We don’t like to have decisions made for us. We like to have a sense that we are in control. So why then, with all that is at stake right now for the city of Brunswick, are so few of its registered voters turning out for this year’s city elections?
In last month’s election for two seats on the city commission, only 8.1 percent of the city’s registered 9,761 voters cast ballots. That means hundreds of people decided the future of the thousands who live in the city limits.
Of course, the election isn’t over yet. Johnny Cason’s North Ward seat is heading to a runoff between Cason and John Davis Perry II. Early voting wrapped up last week with the runoff slated for Tuesday. All three of the city’s polling places will be fully staffed and ready to go from 7 a.m. to 7 p.m. Tuesday.
Brunswick is currently undergoing a revival. Local stakeholders have gathered the resources to try to put a new shine on the city. Downtown is getting more housing to bring in more people to the area while new businesses are also starting to populate the area.

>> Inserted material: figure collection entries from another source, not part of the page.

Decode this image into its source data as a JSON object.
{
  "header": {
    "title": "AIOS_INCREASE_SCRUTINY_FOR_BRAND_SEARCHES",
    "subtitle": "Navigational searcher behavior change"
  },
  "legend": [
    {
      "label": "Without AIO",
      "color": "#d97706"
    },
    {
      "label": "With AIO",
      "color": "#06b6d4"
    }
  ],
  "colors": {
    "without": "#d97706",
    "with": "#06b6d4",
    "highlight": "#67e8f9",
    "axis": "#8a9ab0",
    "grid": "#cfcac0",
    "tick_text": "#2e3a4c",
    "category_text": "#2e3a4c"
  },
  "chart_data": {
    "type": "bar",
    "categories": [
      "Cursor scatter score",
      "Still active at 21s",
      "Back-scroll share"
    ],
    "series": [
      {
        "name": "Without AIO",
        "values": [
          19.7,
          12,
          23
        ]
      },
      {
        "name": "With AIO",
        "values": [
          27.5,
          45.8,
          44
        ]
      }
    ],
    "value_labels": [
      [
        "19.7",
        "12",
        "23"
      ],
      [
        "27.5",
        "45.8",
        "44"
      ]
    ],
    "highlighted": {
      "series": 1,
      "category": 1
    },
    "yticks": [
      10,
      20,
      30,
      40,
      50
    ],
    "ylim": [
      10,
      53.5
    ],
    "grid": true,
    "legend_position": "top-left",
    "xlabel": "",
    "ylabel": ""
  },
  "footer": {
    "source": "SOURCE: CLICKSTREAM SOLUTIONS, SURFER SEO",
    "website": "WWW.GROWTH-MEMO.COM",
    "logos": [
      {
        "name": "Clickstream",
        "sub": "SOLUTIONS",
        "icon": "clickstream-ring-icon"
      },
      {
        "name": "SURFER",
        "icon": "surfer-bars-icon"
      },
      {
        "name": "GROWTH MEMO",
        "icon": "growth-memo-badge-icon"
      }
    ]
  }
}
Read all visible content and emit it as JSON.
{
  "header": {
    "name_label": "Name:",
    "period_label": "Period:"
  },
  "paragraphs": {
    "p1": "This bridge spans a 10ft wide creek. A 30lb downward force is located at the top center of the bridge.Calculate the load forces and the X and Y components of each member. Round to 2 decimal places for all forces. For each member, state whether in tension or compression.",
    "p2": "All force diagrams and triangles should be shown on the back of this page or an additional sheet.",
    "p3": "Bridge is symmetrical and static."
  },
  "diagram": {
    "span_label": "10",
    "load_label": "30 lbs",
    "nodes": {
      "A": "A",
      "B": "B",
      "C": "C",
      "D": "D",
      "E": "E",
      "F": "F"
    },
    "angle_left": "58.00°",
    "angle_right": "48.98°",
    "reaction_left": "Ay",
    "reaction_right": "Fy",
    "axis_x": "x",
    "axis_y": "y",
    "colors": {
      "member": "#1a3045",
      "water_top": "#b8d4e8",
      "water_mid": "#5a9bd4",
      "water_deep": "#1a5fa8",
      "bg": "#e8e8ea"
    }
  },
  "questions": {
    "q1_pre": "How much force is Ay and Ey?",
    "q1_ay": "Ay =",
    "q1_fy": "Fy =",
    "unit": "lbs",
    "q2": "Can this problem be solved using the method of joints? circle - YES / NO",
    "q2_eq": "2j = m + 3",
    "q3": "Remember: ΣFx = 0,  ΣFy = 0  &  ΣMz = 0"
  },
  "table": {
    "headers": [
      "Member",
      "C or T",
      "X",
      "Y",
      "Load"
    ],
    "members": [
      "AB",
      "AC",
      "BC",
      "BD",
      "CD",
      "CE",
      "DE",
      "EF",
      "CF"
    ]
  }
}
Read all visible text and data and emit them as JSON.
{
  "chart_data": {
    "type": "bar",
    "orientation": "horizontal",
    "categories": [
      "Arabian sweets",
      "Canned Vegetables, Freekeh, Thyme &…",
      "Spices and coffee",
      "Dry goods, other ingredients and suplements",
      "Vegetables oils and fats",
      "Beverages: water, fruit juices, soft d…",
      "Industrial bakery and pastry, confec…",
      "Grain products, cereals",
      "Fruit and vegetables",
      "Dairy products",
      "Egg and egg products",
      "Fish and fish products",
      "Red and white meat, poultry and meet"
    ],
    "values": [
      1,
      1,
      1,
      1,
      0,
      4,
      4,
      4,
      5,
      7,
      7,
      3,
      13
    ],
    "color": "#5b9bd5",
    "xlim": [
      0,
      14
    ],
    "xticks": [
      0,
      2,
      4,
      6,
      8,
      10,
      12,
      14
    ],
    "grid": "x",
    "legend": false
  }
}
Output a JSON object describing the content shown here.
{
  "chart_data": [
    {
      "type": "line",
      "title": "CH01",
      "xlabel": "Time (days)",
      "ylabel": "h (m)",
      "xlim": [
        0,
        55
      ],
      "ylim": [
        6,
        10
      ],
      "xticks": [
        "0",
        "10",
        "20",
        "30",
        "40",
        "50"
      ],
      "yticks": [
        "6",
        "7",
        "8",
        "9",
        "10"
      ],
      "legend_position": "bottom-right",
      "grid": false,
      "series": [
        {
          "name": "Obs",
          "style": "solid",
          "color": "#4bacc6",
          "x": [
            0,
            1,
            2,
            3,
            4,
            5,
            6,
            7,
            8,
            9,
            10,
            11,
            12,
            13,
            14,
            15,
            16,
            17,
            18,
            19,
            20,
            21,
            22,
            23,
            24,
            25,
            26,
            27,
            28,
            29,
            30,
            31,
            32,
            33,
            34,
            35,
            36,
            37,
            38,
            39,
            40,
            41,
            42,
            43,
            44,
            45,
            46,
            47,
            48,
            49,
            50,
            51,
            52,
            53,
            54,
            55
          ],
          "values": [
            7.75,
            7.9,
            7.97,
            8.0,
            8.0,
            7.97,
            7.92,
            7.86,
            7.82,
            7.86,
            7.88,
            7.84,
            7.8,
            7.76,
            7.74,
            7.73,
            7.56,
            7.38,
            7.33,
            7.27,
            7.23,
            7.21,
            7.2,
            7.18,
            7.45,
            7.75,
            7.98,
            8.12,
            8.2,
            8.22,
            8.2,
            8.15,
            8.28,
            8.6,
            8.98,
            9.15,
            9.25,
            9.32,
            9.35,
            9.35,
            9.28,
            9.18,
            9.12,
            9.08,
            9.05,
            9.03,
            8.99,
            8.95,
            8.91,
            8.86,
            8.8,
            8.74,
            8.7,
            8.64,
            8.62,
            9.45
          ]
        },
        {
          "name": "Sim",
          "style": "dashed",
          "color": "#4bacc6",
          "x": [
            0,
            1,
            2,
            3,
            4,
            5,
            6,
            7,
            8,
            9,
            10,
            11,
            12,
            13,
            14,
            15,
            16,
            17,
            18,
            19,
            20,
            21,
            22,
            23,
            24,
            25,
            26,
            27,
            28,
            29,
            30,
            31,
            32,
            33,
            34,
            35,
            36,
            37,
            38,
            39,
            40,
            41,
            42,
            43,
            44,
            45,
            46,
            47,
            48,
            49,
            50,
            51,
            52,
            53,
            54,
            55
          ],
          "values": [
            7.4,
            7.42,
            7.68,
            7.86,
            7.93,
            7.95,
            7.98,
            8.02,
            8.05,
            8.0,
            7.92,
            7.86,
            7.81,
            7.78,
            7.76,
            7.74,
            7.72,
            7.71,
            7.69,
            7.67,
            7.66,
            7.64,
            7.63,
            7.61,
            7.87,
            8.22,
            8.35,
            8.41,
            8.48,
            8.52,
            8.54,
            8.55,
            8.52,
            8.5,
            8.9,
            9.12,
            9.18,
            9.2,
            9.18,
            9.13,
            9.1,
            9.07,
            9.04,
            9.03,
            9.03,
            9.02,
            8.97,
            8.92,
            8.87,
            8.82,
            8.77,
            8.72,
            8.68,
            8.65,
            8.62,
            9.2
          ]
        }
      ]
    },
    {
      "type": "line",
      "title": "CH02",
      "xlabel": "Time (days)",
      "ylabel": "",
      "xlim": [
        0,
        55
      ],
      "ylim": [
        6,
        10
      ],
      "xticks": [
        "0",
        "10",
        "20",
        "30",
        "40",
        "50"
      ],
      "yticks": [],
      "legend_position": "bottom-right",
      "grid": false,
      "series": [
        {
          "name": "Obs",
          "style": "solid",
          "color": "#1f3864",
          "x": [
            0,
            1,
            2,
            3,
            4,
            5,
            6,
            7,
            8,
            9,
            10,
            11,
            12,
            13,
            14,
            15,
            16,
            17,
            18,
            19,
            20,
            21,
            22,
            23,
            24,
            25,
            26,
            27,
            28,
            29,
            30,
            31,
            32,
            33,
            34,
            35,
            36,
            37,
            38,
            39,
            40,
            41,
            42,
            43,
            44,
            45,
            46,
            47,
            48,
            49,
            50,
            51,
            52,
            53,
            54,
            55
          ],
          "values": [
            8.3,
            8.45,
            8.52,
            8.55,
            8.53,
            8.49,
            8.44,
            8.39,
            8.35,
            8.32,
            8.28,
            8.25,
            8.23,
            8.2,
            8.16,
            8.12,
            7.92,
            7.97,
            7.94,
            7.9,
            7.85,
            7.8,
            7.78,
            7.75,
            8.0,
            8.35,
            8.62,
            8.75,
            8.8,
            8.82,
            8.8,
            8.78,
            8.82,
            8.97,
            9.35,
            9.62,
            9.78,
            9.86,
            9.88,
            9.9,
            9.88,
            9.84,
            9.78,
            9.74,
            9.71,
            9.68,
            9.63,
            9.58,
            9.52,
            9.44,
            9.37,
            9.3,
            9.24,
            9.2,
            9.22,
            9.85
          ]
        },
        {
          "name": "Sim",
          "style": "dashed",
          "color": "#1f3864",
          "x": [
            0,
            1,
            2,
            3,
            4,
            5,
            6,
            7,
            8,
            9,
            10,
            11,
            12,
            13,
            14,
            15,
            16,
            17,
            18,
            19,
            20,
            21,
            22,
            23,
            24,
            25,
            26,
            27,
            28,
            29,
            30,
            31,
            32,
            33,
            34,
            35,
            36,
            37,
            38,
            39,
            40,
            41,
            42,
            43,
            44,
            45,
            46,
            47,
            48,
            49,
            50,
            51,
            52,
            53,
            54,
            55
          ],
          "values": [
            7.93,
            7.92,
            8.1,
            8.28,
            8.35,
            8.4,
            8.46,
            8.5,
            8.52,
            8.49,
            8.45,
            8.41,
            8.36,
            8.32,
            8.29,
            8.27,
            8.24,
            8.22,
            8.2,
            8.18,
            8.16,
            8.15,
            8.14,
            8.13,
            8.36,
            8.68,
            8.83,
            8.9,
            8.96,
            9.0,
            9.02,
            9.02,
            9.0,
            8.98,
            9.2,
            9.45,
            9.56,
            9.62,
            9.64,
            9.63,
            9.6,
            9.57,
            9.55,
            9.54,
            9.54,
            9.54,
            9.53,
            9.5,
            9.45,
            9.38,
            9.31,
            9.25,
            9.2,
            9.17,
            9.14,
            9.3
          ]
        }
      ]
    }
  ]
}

We have the Oglethorpe block conundrum, potentially a new SPLOST and a host of other issues that the city commission will play a huge role in helping chart the course for Brunswick going forward. If you are a registered voter and don’t cast a ballot on Tuesday, you are allowing someone else to make that decision for you.
We could wax on poetically about how voting is doing your patriotic duty and remind you that several thousand Americans have died to give you that right. That is absolutely all true. Our democracy sustains itself because people exercise the freedom available to them thanks to the blood spilled by the many who came before them.
But for the moment, let’s think more practically. Would you allow someone to choose what job you have? You have to be accepted and hired by a company, but it is ultimately you who chooses where you work.
Would you allow someone else to pick out the clothes you wear everyday. Yes, you might have a stylist or salesperson assist you in finding you the right ensemble, but you still get to see it, try it on and decide you are going to wear it.
With all things considered, would you let someone else decide your future for you? If you are one of the registered voters who fails to cast a ballot, that’s exactly what you are doing.